Obenreizer demeura d’abord silencieux. Le nuage couvrit ses prunelles, le battement imperceptible agita ses joues.

— Excusez-moi quelques minutes, — dit-il avec sa politesse cérémonieuse, — je voudrais parler à ma nièce.

Puis il salua Vendale et quitta la chambre.

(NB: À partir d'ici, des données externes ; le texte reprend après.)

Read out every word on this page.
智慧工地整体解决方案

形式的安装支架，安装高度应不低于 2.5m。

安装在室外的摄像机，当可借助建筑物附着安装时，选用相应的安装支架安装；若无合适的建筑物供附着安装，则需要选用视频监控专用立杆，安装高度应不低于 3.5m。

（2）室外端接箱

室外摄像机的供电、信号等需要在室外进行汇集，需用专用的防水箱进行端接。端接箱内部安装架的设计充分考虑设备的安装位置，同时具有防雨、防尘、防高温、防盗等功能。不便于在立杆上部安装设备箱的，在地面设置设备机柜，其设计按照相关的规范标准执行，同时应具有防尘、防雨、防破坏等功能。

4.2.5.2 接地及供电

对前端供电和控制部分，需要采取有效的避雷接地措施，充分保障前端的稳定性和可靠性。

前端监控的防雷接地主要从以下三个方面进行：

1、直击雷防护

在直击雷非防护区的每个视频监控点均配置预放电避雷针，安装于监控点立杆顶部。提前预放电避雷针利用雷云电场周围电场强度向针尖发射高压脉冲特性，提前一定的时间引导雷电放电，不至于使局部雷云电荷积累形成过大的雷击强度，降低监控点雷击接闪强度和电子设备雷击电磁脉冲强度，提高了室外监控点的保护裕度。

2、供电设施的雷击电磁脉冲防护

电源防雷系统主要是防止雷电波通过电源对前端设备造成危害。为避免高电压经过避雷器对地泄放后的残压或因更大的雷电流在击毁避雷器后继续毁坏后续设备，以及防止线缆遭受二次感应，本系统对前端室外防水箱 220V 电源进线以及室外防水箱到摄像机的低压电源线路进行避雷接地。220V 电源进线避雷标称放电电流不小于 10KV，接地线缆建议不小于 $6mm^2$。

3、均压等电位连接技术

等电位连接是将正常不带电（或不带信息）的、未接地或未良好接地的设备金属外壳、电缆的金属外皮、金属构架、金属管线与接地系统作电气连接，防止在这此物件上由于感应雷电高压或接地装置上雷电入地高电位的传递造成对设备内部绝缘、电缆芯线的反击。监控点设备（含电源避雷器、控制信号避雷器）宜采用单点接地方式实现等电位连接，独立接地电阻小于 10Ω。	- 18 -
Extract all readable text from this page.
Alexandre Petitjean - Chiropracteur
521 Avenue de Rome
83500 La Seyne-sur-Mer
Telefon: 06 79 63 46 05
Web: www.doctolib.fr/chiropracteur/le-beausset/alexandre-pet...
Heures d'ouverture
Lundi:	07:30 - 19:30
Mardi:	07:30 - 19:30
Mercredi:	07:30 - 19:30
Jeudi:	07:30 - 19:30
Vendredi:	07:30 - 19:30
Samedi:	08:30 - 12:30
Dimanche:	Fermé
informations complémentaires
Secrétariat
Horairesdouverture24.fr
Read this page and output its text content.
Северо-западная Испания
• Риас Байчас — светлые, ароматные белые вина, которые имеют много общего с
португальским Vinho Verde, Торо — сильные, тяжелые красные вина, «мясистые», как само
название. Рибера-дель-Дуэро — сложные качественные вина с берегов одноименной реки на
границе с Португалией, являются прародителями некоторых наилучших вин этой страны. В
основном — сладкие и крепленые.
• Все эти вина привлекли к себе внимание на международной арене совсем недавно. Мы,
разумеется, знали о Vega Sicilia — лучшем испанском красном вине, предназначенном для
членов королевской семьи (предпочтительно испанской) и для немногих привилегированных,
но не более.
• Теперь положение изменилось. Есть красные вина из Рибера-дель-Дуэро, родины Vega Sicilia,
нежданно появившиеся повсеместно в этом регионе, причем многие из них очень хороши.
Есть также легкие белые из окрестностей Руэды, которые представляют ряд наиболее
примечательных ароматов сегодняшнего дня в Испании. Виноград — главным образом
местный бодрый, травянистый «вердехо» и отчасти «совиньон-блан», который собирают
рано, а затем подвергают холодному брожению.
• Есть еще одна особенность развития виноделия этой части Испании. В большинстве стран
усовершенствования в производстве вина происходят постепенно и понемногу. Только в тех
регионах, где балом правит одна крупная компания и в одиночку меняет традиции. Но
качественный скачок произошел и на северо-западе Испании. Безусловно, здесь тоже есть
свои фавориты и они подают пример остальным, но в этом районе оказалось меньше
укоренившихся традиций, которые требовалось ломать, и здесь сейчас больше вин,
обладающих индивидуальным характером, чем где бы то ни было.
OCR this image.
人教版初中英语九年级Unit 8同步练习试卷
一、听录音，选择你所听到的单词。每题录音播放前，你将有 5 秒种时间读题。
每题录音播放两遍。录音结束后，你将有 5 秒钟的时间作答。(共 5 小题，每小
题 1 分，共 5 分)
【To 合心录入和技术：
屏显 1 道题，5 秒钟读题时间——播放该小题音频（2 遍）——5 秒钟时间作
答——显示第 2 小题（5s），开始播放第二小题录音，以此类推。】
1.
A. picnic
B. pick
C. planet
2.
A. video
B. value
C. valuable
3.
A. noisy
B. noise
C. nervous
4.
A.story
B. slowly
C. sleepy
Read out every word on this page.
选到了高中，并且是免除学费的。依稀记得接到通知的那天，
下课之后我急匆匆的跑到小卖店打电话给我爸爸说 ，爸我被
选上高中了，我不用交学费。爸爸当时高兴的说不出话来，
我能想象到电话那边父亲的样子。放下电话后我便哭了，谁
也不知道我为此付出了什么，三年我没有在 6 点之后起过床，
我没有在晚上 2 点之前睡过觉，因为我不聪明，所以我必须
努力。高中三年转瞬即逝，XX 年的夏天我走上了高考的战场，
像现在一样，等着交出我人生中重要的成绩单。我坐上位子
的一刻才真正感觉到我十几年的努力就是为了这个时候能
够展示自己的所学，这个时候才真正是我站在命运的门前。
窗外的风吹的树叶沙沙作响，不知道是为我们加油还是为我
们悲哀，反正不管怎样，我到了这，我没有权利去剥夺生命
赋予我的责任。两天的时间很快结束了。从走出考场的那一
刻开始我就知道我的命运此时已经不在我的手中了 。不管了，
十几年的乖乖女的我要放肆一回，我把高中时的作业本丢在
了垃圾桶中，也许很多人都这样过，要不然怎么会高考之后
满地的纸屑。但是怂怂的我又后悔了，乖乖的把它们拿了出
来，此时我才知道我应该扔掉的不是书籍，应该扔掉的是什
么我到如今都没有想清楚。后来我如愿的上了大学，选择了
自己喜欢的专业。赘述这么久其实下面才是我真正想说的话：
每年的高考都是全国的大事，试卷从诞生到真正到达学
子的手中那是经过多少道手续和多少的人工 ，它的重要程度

Vendale, demeuré seul, se mit à rechercher la cause de ce refus inattendu qu’il rencontrait. Obenreizer l’avait constamment empêché depuis quelques mois de faire sa cour à Marguerite. Maintenant il s’opposait à un mariage si avantageux pour sa nièce, que son esprit ingénieux même ne pouvait trouver à l’encontre aucune raison sérieuse. Incompréhensible conduite que celle d’Obenreizer ! Qu’est-ce que cela voulait dire ?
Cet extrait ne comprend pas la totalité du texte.